[ExI] In Europe and U.S., Nonbelievers Are Increasingly Vocal

Michael M. Butler mmbutler at gmail.com
Fri Sep 21 03:51:04 UTC 2007


On 9/20/07, Stefano Vaj <stefano.vaj at gmail.com> wrote:
> On 9/20/07, Michael M. Butler <mmbutler at gmail.com> wrote:
> > On 9/20/07, Stefano Vaj <stefano.vaj at gmail.com> wrote:
> > > On 9/20/07, Michael M. Butler <mmbutler at gmail.com> wrote:
> > > This is a good question, but one that can be formulated in broader
> > > terms
> >
> > In other words, one that you decline to answer. Very well.
>
> I believe I answered it, namely stating that, no, I do not accept that
> the investigation of truth should be forbidden whenever it would
> allegedly be best to do so. Which is the part that you do not
> understand?

I do not understand the above to be directly responsive to any of the
questions I posed, the crux one being:

> In other words, is this an absolute, deontological value for you: "No
> one should believe in God (/religion), no matter what; no exceptions"?

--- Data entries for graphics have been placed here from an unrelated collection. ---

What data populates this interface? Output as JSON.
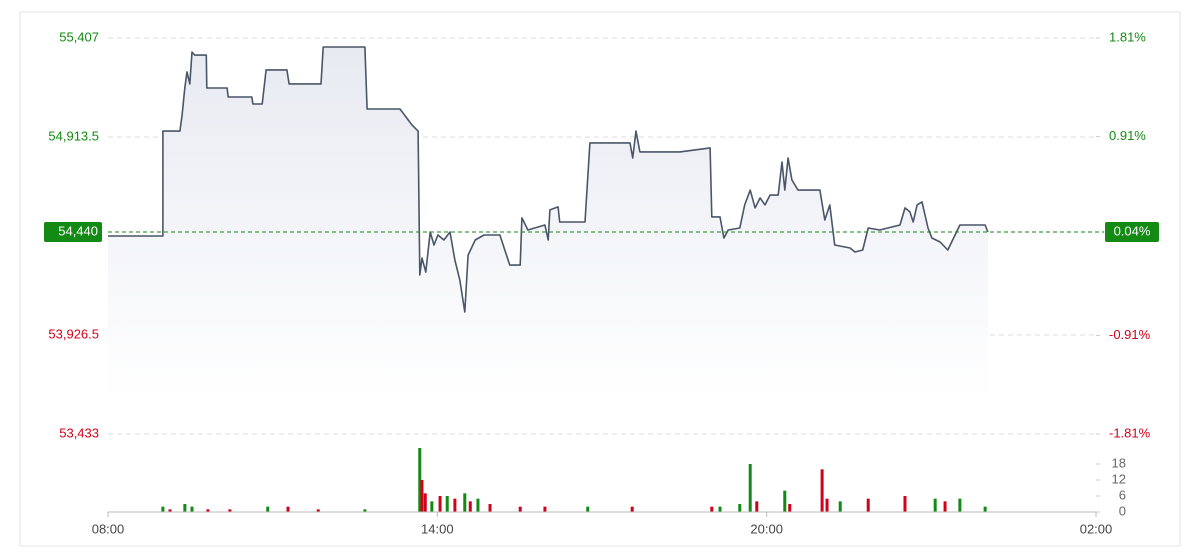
{
  "chart_data": {
    "type": "line",
    "xlim": [
      0,
      18
    ],
    "xticks": [
      {
        "value": 0,
        "label": "08:00"
      },
      {
        "value": 6,
        "label": "14:00"
      },
      {
        "value": 12,
        "label": "20:00"
      },
      {
        "value": 18,
        "label": "02:00"
      }
    ],
    "ylim": [
      53433,
      55407
    ],
    "yticks": [
      {
        "value": 55407,
        "label": "55,407"
      },
      {
        "value": 54913.5,
        "label": "54,913.5"
      },
      {
        "value": 53926.5,
        "label": "53,926.5"
      },
      {
        "value": 53433,
        "label": "53,433"
      }
    ],
    "y2lim": [
      -1.81,
      1.81
    ],
    "y2ticks": [
      {
        "value": 1.81,
        "label": "1.81%"
      },
      {
        "value": 0.91,
        "label": "0.91%"
      },
      {
        "value": -0.91,
        "label": "-0.91%"
      },
      {
        "value": -1.81,
        "label": "-1.81%"
      }
    ],
    "up_color": "#138a13",
    "down_color": "#d0021b",
    "grid": true,
    "last_price": {
      "value": 54440,
      "label": "54,440"
    },
    "last_change": {
      "value": 0.04,
      "label": "0.04%"
    },
    "series": [
      {
        "color": "#4a5568",
        "x": [
          0,
          1.0,
          1.0,
          1.31,
          1.35,
          1.4,
          1.44,
          1.49,
          1.53,
          1.58,
          1.79,
          1.8,
          2.17,
          2.19,
          2.62,
          2.64,
          2.81,
          2.88,
          3.26,
          3.3,
          3.88,
          3.92,
          4.68,
          4.72,
          5.32,
          5.54,
          5.65,
          5.68,
          5.72,
          5.79,
          5.87,
          5.94,
          6.01,
          6.12,
          6.23,
          6.32,
          6.41,
          6.5,
          6.56,
          6.69,
          6.85,
          7.14,
          7.23,
          7.32,
          7.51,
          7.54,
          7.65,
          7.96,
          8.02,
          8.05,
          8.2,
          8.23,
          8.69,
          8.78,
          9.51,
          9.56,
          9.62,
          9.69,
          10.42,
          10.97,
          11.0,
          11.15,
          11.22,
          11.3,
          11.51,
          11.6,
          11.7,
          11.79,
          11.88,
          11.97,
          12.06,
          12.21,
          12.28,
          12.33,
          12.39,
          12.46,
          12.57,
          12.97,
          13.06,
          13.15,
          13.24,
          13.52,
          13.61,
          13.75,
          13.85,
          14.06,
          14.43,
          14.52,
          14.61,
          14.67,
          14.74,
          14.83,
          14.94,
          15.01,
          15.16,
          15.3,
          15.52,
          15.98,
          16.03
        ],
        "values": [
          54420,
          54420,
          54943,
          54943,
          55023,
          55158,
          55238,
          55178,
          55337,
          55322,
          55322,
          55158,
          55158,
          55113,
          55113,
          55078,
          55078,
          55248,
          55248,
          55178,
          55178,
          55362,
          55362,
          55053,
          55053,
          54973,
          54943,
          54226,
          54310,
          54240,
          54440,
          54375,
          54425,
          54400,
          54440,
          54300,
          54201,
          54041,
          54325,
          54400,
          54425,
          54425,
          54350,
          54275,
          54275,
          54510,
          54450,
          54475,
          54400,
          54550,
          54565,
          54490,
          54490,
          54884,
          54884,
          54809,
          54943,
          54839,
          54839,
          54859,
          54515,
          54515,
          54410,
          54450,
          54460,
          54575,
          54649,
          54560,
          54610,
          54575,
          54624,
          54624,
          54789,
          54649,
          54809,
          54699,
          54649,
          54649,
          54500,
          54575,
          54375,
          54360,
          54340,
          54350,
          54460,
          54450,
          54475,
          54560,
          54540,
          54490,
          54575,
          54590,
          54460,
          54410,
          54390,
          54350,
          54475,
          54475,
          54440
        ]
      }
    ],
    "volume": {
      "ylim": [
        0,
        24
      ],
      "yticks": [
        0,
        6,
        12,
        18
      ],
      "x": [
        1.0,
        1.13,
        1.4,
        1.53,
        1.82,
        2.22,
        2.91,
        3.28,
        3.83,
        4.68,
        5.68,
        5.72,
        5.78,
        5.9,
        6.05,
        6.18,
        6.32,
        6.5,
        6.6,
        6.74,
        6.96,
        7.51,
        7.96,
        8.74,
        9.55,
        11.0,
        11.15,
        11.51,
        11.7,
        11.82,
        12.33,
        12.42,
        13.01,
        13.1,
        13.34,
        13.85,
        14.52,
        15.07,
        15.25,
        15.52,
        15.98
      ],
      "values": [
        2,
        1,
        3,
        2,
        1,
        1,
        2,
        2,
        1,
        1,
        24,
        12,
        7,
        4,
        6,
        6,
        5,
        7,
        4,
        5,
        3,
        2,
        2,
        2,
        2,
        2,
        2,
        3,
        18,
        4,
        8,
        3,
        16,
        5,
        4,
        5,
        6,
        5,
        4,
        5,
        2
      ],
      "colors": [
        "#138a13",
        "#d0021b",
        "#138a13",
        "#138a13",
        "#d0021b",
        "#d0021b",
        "#138a13",
        "#d0021b",
        "#d0021b",
        "#138a13",
        "#138a13",
        "#d0021b",
        "#d0021b",
        "#138a13",
        "#d0021b",
        "#138a13",
        "#d0021b",
        "#138a13",
        "#d0021b",
        "#138a13",
        "#d0021b",
        "#d0021b",
        "#d0021b",
        "#138a13",
        "#d0021b",
        "#d0021b",
        "#138a13",
        "#138a13",
        "#138a13",
        "#d0021b",
        "#138a13",
        "#d0021b",
        "#d0021b",
        "#d0021b",
        "#138a13",
        "#d0021b",
        "#d0021b",
        "#138a13",
        "#d0021b",
        "#138a13",
        "#138a13"
      ]
    }
  }
}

Since there seems to be a problem with commuincation, let me ask my
question a different way:

- Suppose you could push a button and instantaneously cause everyone
on Earth to not be a monotheist.

- Is there any sheaf of risk likelihoods that would keep you from
pushing that button?

I'm not asking for paragraphs, I'm asking for a response of yes, no or "mu".

You are free to not oblige.

Cheerio,

M

-- 
         Michael M. Butler  :  m m b u t l e r  ( a t )  g m a i l . c o m
         "I'm going to get over this some time. Might as well be now."